There are a number of different preservatives that are regularly added to food to increase the shelf-life, prevent browning and spoiling. Here’s what you need to know about preservatives like sulfites in food.
Why preservatives are used?
The modern food industry owes a lot to the development of preservatives. They are used in practically every type of packaged foods. There are a number of natural, organic preservatives, including:
- Acids: (vinegar, vitamin C, citric acid)
- Hops (the primary reason it is added to beer)
- Smoke (think of cured meats)
However, there are also a number of chemical compounds that are added to food. The focus in this article is on sulfites, however, the information will also pertain to all chemical preservatives.
Here are the primary reasons why preservatives are added to food:
- To prevent spoiling by mold, bacteria or yeasts.
- Keep the flavour fresher for longer.
- Prevent oils from going rancid.
- Stop browning.
- Help maintain the texture.
Why should you care about sulfites in food?
There are so many different kinds of preservatives. However, sulfites are a very common because they acta as an antimicrobial (prevents mold, bacteria and yeast growth) as well as an antioxidant (prevents browning.)
Here are the main reasons why should care about sulfites and other preservatives in processed food:
- Health effects: All preservatives are approved for human consumption, and they are generally used in very small amounts. However, there is some evidence of negative health effects from chemical preservatives. Besides, processed foods are not as healthy as wholefoods, so it’s best to view processed foods as a treat rather than a staple.

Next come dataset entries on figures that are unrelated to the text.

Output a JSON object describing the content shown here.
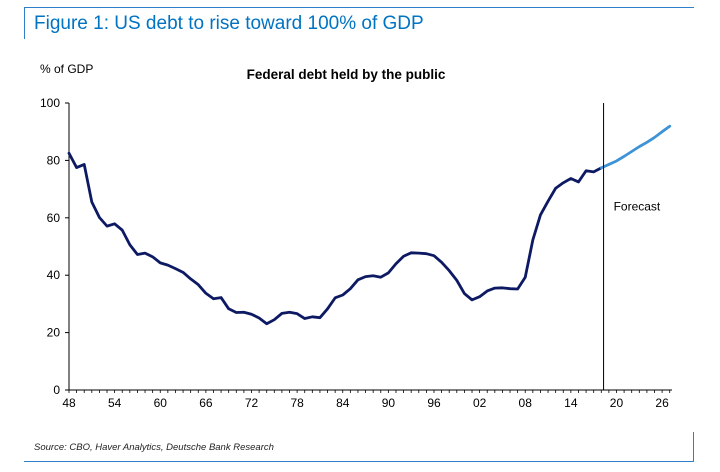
{
  "figure_title": "Figure 1: US debt to rise toward 100% of GDP",
  "source": "Source: CBO, Haver Analytics, Deutsche Bank Research",
  "colors": {
    "historical": "#0d1a63",
    "forecast": "#3d93d6",
    "frame": "#2f7fc9",
    "title": "#0073c2"
  },
  "chart_data": {
    "type": "line",
    "title": "Federal debt held by the public",
    "ylabel": "% of GDP",
    "xlabel": "",
    "xlim": [
      1948,
      2027.3
    ],
    "ylim": [
      0,
      100
    ],
    "y_ticks": [
      0,
      20,
      40,
      60,
      80,
      100
    ],
    "x_ticks": [
      1948,
      1954,
      1960,
      1966,
      1972,
      1978,
      1984,
      1990,
      1996,
      2002,
      2008,
      2014,
      2020,
      2026
    ],
    "x_tick_labels": [
      "48",
      "54",
      "60",
      "66",
      "72",
      "78",
      "84",
      "90",
      "96",
      "02",
      "08",
      "14",
      "20",
      "26"
    ],
    "grid": false,
    "annotations": [
      {
        "text": "Forecast",
        "x": 2018.3
      }
    ],
    "series": [
      {
        "x": [
          1948,
          1949,
          1950,
          1951,
          1952,
          1953,
          1954,
          1955,
          1956,
          1957,
          1958,
          1959,
          1960,
          1961,
          1962,
          1963,
          1964,
          1965,
          1966,
          1967,
          1968,
          1969,
          1970,
          1971,
          1972,
          1973,
          1974,
          1975,
          1976,
          1977,
          1978,
          1979,
          1980,
          1981,
          1982,
          1983,
          1984,
          1985,
          1986,
          1987,
          1988,
          1989,
          1990,
          1991,
          1992,
          1993,
          1994,
          1995,
          1996,
          1997,
          1998,
          1999,
          2000,
          2001,
          2002,
          2003,
          2004,
          2005,
          2006,
          2007,
          2008,
          2009,
          2010,
          2011,
          2012,
          2013,
          2014,
          2015,
          2016,
          2017,
          2018
        ],
        "values": [
          82.5,
          77.5,
          78.6,
          65.5,
          60.1,
          57.1,
          57.9,
          55.7,
          50.6,
          47.2,
          47.7,
          46.4,
          44.3,
          43.5,
          42.3,
          41.0,
          38.7,
          36.7,
          33.7,
          31.8,
          32.2,
          28.3,
          27.0,
          27.1,
          26.4,
          25.1,
          23.1,
          24.5,
          26.7,
          27.1,
          26.6,
          24.9,
          25.5,
          25.2,
          28.3,
          32.1,
          33.1,
          35.3,
          38.4,
          39.5,
          39.8,
          39.3,
          40.8,
          44.0,
          46.6,
          47.8,
          47.7,
          47.5,
          46.8,
          44.5,
          41.6,
          38.2,
          33.6,
          31.4,
          32.5,
          34.5,
          35.5,
          35.6,
          35.3,
          35.2,
          39.3,
          52.3,
          61.0,
          65.8,
          70.3,
          72.2,
          73.7,
          72.5,
          76.4,
          76.0,
          77.4
        ],
        "style": "historical"
      },
      {
        "x": [
          2018,
          2019,
          2020,
          2021,
          2022,
          2023,
          2024,
          2025,
          2026,
          2027
        ],
        "values": [
          77.4,
          78.6,
          79.8,
          81.4,
          83.1,
          84.8,
          86.3,
          88.0,
          90.0,
          91.9
        ],
        "style": "forecast"
      }
    ]
  }
}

- Allergies: Sulfite allergies are fairly common. And sulfite allergies in my household are why I know so much about sulfites! The symptoms can include eczema, digestive issues or asthma-like breathing problems. (Estimates are that about 10% of people with asthma actually have a sulfite allergy. That rate goes up to 20% in steroid-dependent asthmatics.)

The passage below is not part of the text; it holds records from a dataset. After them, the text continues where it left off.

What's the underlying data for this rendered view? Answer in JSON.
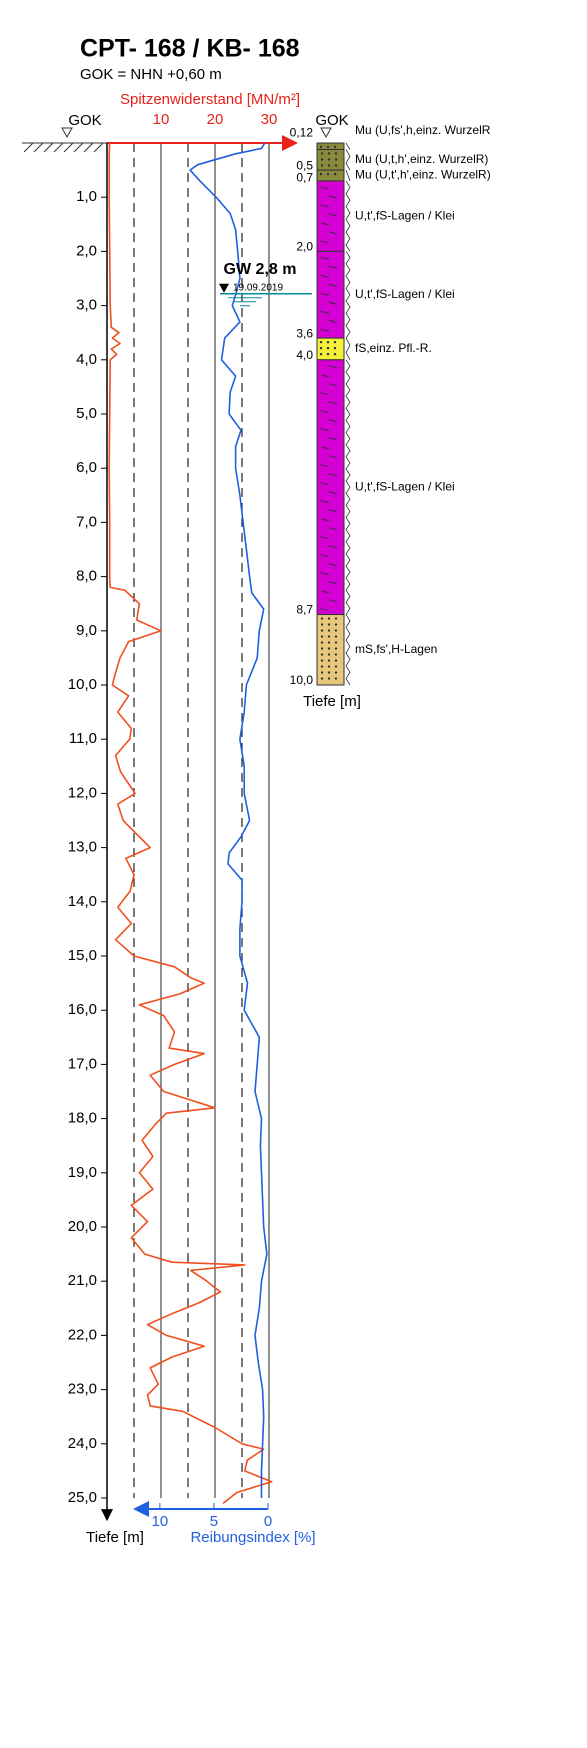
{
  "chart_data": {
    "type": "cpt-log",
    "title": "CPT- 168 / KB- 168",
    "subtitle": "GOK = NHN +0,60 m",
    "gok_label": "GOK",
    "depth_label": "Tiefe [m]",
    "ylim": [
      0,
      25.4
    ],
    "yticks": [
      {
        "value": 1,
        "label": "1,0"
      },
      {
        "value": 2,
        "label": "2,0"
      },
      {
        "value": 3,
        "label": "3,0"
      },
      {
        "value": 4,
        "label": "4,0"
      },
      {
        "value": 5,
        "label": "5,0"
      },
      {
        "value": 6,
        "label": "6,0"
      },
      {
        "value": 7,
        "label": "7,0"
      },
      {
        "value": 8,
        "label": "8,0"
      },
      {
        "value": 9,
        "label": "9,0"
      },
      {
        "value": 10,
        "label": "10,0"
      },
      {
        "value": 11,
        "label": "11,0"
      },
      {
        "value": 12,
        "label": "12,0"
      },
      {
        "value": 13,
        "label": "13,0"
      },
      {
        "value": 14,
        "label": "14,0"
      },
      {
        "value": 15,
        "label": "15,0"
      },
      {
        "value": 16,
        "label": "16,0"
      },
      {
        "value": 17,
        "label": "17,0"
      },
      {
        "value": 18,
        "label": "18,0"
      },
      {
        "value": 19,
        "label": "19,0"
      },
      {
        "value": 20,
        "label": "20,0"
      },
      {
        "value": 21,
        "label": "21,0"
      },
      {
        "value": 22,
        "label": "22,0"
      },
      {
        "value": 23,
        "label": "23,0"
      },
      {
        "value": 24,
        "label": "24,0"
      },
      {
        "value": 25,
        "label": "25,0"
      }
    ],
    "top_axis": {
      "label": "Spitzenwiderstand [MN/m²]",
      "color": "#e8221b",
      "xlim": [
        0,
        35
      ],
      "xticks": [
        10,
        20,
        30
      ],
      "minor_gridlines": [
        5,
        15,
        25
      ]
    },
    "bottom_axis": {
      "label": "Reibungsindex [%]",
      "color": "#1f5fe0",
      "xlim": [
        0,
        12.3
      ],
      "xticks": [
        10,
        5,
        0
      ]
    },
    "series": [
      {
        "axis": "top",
        "color": "#f0501e",
        "depth": [
          0,
          0.2,
          1,
          2,
          3,
          3.4,
          3.5,
          3.6,
          3.7,
          3.8,
          3.9,
          4,
          5,
          6,
          7,
          8,
          8.2,
          8.25,
          8.5,
          8.8,
          9,
          9.2,
          9.5,
          9.8,
          10,
          10.2,
          10.5,
          10.8,
          11,
          11.3,
          11.6,
          12,
          12.2,
          12.5,
          12.8,
          13,
          13.2,
          13.5,
          13.8,
          14.1,
          14.4,
          14.7,
          15,
          15.2,
          15.4,
          15.5,
          15.7,
          15.9,
          16.1,
          16.4,
          16.7,
          16.8,
          17,
          17.2,
          17.5,
          17.8,
          17.9,
          18.1,
          18.4,
          18.7,
          19,
          19.3,
          19.6,
          19.9,
          20.2,
          20.5,
          20.65,
          20.7,
          20.8,
          21,
          21.2,
          21.4,
          21.6,
          21.8,
          22,
          22.2,
          22.4,
          22.6,
          22.9,
          23.1,
          23.3,
          23.4,
          23.7,
          24,
          24.1,
          24.3,
          24.5,
          24.7,
          24.9,
          25.1
        ],
        "values": [
          0.5,
          0.4,
          0.4,
          0.5,
          0.6,
          0.8,
          2.2,
          1.0,
          2.4,
          0.8,
          1.8,
          0.6,
          0.5,
          0.4,
          0.5,
          0.5,
          0.6,
          3.3,
          6.0,
          5.5,
          10.0,
          4.0,
          2.4,
          1.5,
          1.0,
          4.0,
          2.0,
          4.5,
          4.2,
          1.6,
          2.5,
          5.2,
          2.0,
          3.0,
          6.0,
          8.0,
          3.5,
          5.0,
          4.3,
          2.0,
          4.5,
          1.6,
          5.0,
          12.5,
          15.5,
          18.0,
          13.5,
          6.0,
          10.5,
          12.5,
          11.5,
          18.0,
          12.5,
          8.0,
          10.5,
          20.0,
          11.0,
          9.0,
          6.5,
          8.5,
          6.0,
          8.5,
          4.5,
          7.5,
          4.5,
          7.0,
          12.0,
          25.5,
          15.5,
          18.5,
          21.0,
          17.0,
          12.0,
          7.5,
          11.0,
          18.0,
          12.0,
          8.0,
          9.5,
          7.5,
          8.0,
          14.0,
          20.0,
          25.0,
          29.0,
          26.0,
          25.5,
          30.5,
          24.0,
          21.5
        ]
      },
      {
        "axis": "bottom",
        "color": "#1f5fe0",
        "depth": [
          0,
          0.1,
          0.2,
          0.4,
          0.5,
          0.7,
          1,
          1.3,
          1.6,
          2,
          2.5,
          2.8,
          3,
          3.3,
          3.6,
          4,
          4.3,
          4.6,
          5,
          5.3,
          5.6,
          6,
          6.5,
          7,
          7.5,
          8,
          8.3,
          8.6,
          9,
          9.5,
          10,
          10.5,
          11,
          11.5,
          12,
          12.5,
          12.8,
          13.1,
          13.3,
          13.6,
          14,
          14.5,
          15,
          15.5,
          16,
          16.5,
          17,
          17.5,
          18,
          18.5,
          19,
          19.5,
          20,
          20.5,
          21,
          21.5,
          22,
          22.5,
          23,
          23.5,
          24,
          24.5,
          25
        ],
        "values": [
          0.3,
          0.6,
          3.0,
          6.5,
          7.2,
          6.3,
          4.8,
          3.5,
          3.0,
          2.8,
          2.6,
          3.0,
          3.3,
          2.6,
          4.0,
          4.3,
          3.0,
          3.5,
          3.6,
          2.5,
          3.0,
          3.0,
          2.6,
          2.3,
          2.0,
          1.7,
          1.5,
          0.4,
          0.8,
          1.0,
          2.0,
          2.2,
          2.6,
          2.2,
          2.2,
          1.7,
          2.5,
          3.6,
          3.7,
          2.4,
          2.4,
          2.6,
          2.6,
          1.9,
          2.2,
          0.8,
          1.0,
          1.2,
          0.6,
          0.7,
          0.6,
          0.5,
          0.4,
          0.1,
          0.6,
          0.8,
          1.2,
          0.9,
          0.5,
          0.4,
          0.5,
          0.6,
          0.6
        ]
      }
    ],
    "groundwater": {
      "label": "GW 2,8 m",
      "depth": 2.8,
      "date": "19.09.2019",
      "color": "#0a8a9a"
    },
    "layers": [
      {
        "bottom": {
          "value": 0.12,
          "label": "0,12"
        },
        "color": "#8a8a3c",
        "description": "Mu (U,fs',h,einz. WurzelR"
      },
      {
        "bottom": {
          "value": 0.5,
          "label": "0,5"
        },
        "color": "#8a8a3c",
        "description": "Mu (U,t,h',einz. WurzelR)"
      },
      {
        "bottom": {
          "value": 0.7,
          "label": "0,7"
        },
        "color": "#8a8a3c",
        "description": "Mu (U,t',h',einz. WurzelR)"
      },
      {
        "bottom": {
          "value": 2.0,
          "label": "2,0"
        },
        "color": "#d400d4",
        "description": "U,t',fS-Lagen / Klei"
      },
      {
        "bottom": {
          "value": 3.6,
          "label": "3,6"
        },
        "color": "#d400d4",
        "description": "U,t',fS-Lagen / Klei"
      },
      {
        "bottom": {
          "value": 4.0,
          "label": "4,0"
        },
        "color": "#f5f03a",
        "description": "fS,einz. Pfl.-R."
      },
      {
        "bottom": {
          "value": 8.7,
          "label": "8,7"
        },
        "color": "#d400d4",
        "description": "U,t',fS-Lagen / Klei"
      },
      {
        "bottom": {
          "value": 10.0,
          "label": "10,0"
        },
        "color": "#e6c77c",
        "description": "mS,fs',H-Lagen"
      }
    ]
  }
}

- Fermentation: Sulfites are added to food to prevent bacteria and yeast from growing. So if you’re interested in making fermented foods, it’s important to avoid sulfites!

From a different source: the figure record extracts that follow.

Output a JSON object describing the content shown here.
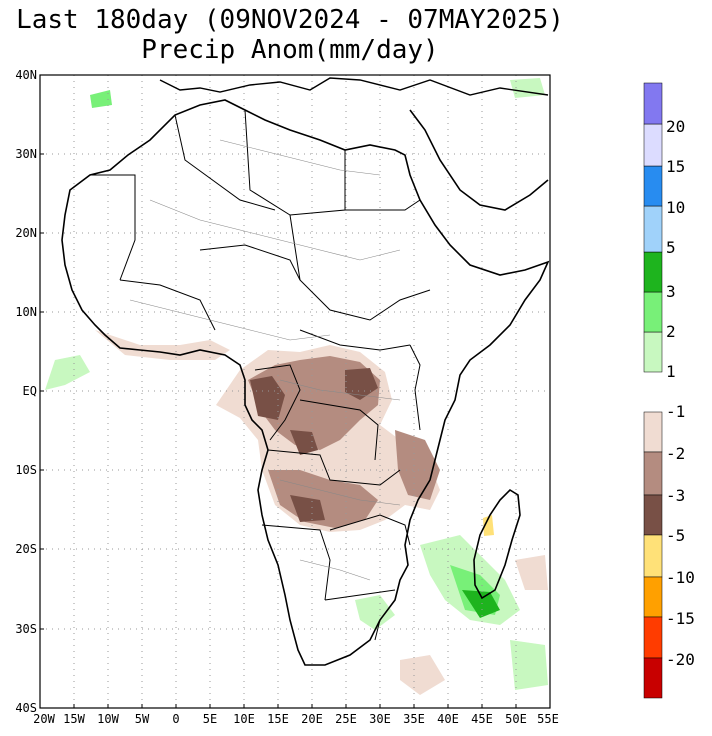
{
  "title": {
    "line1": "Last 180day (09NOV2024 - 07MAY2025)",
    "line2": "Precip Anom(mm/day)"
  },
  "map": {
    "lat_labels": [
      "40N",
      "30N",
      "20N",
      "10N",
      "EQ",
      "10S",
      "20S",
      "30S",
      "40S"
    ],
    "lon_labels": [
      "20W",
      "15W",
      "10W",
      "5W",
      "0",
      "5E",
      "10E",
      "15E",
      "20E",
      "25E",
      "30E",
      "35E",
      "40E",
      "45E",
      "50E",
      "55E"
    ]
  },
  "colorbar_wet": {
    "colors": [
      "#c8f8c0",
      "#78f078",
      "#1eb41e",
      "#a0d2fa",
      "#288cf0",
      "#dcdcff",
      "#8278f0"
    ],
    "labels": [
      "1",
      "2",
      "3",
      "5",
      "10",
      "15",
      "20"
    ]
  },
  "colorbar_dry": {
    "colors": [
      "#f0dcd2",
      "#b48c80",
      "#785046",
      "#ffe178",
      "#ffa000",
      "#ff3c00",
      "#c80000"
    ],
    "labels": [
      "-1",
      "-2",
      "-3",
      "-5",
      "-10",
      "-15",
      "-20"
    ]
  },
  "colors": {
    "wet_light": "#c8f8c0",
    "wet_mid": "#78f078",
    "wet_strong": "#1eb41e",
    "dry_light": "#f0dcd2",
    "dry_mid": "#b48c80",
    "dry_strong": "#785046"
  }
}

How to know if there are sulfites or other preservatives in processed food?
I learned all about sulfites when my son was diagnosed with a sulfite allergy. The allergist sent me home with a list of foods that we had to avoid and a short list of processed foods that we could eat. Her list even included where we could buy them, it was that short!
Here’s the tricky thing about sulfites:
- They are naturally found in a number of foods.
- Neither the USDA nor the Canadian Food Inspection agency (and most other countries) require labeling of sulfites when it’s added in small amounts (<10 ppm.)
- So the only way to know that there aren’t added sulfites in processed foods is to look for No Preservatives or Preservative Free on the label. Something labeled as Natural or Made with Organic Ingredients is not necessarily sulfite free.
Here’s a list of common sulfite high foods:
- Anything in the bulk section that isn’t labelled preservative free.
- Potato products, like potato chips, instant potatoes or potato starch.
- Packaged breads and baked goods.
- “Freshly baked” items from a grocery store or restaurant chain. They are usually mixed in a central location, then kept fresh with added sulfites until they are “fresh baked”.
- French fries from any restaurant that doesn’t slice their own fries daily.
For anyone with a sulfite allergy, here is a list of some foods that naturally contain sulfites:
- Grapes (which is why even no added sulfite wines still contain sulfites)
- Iceberg lettuce
- There’s a lot more… but it varies depending on individual sensitivity. If you think you have an allergy, I recommend talking with your doctor.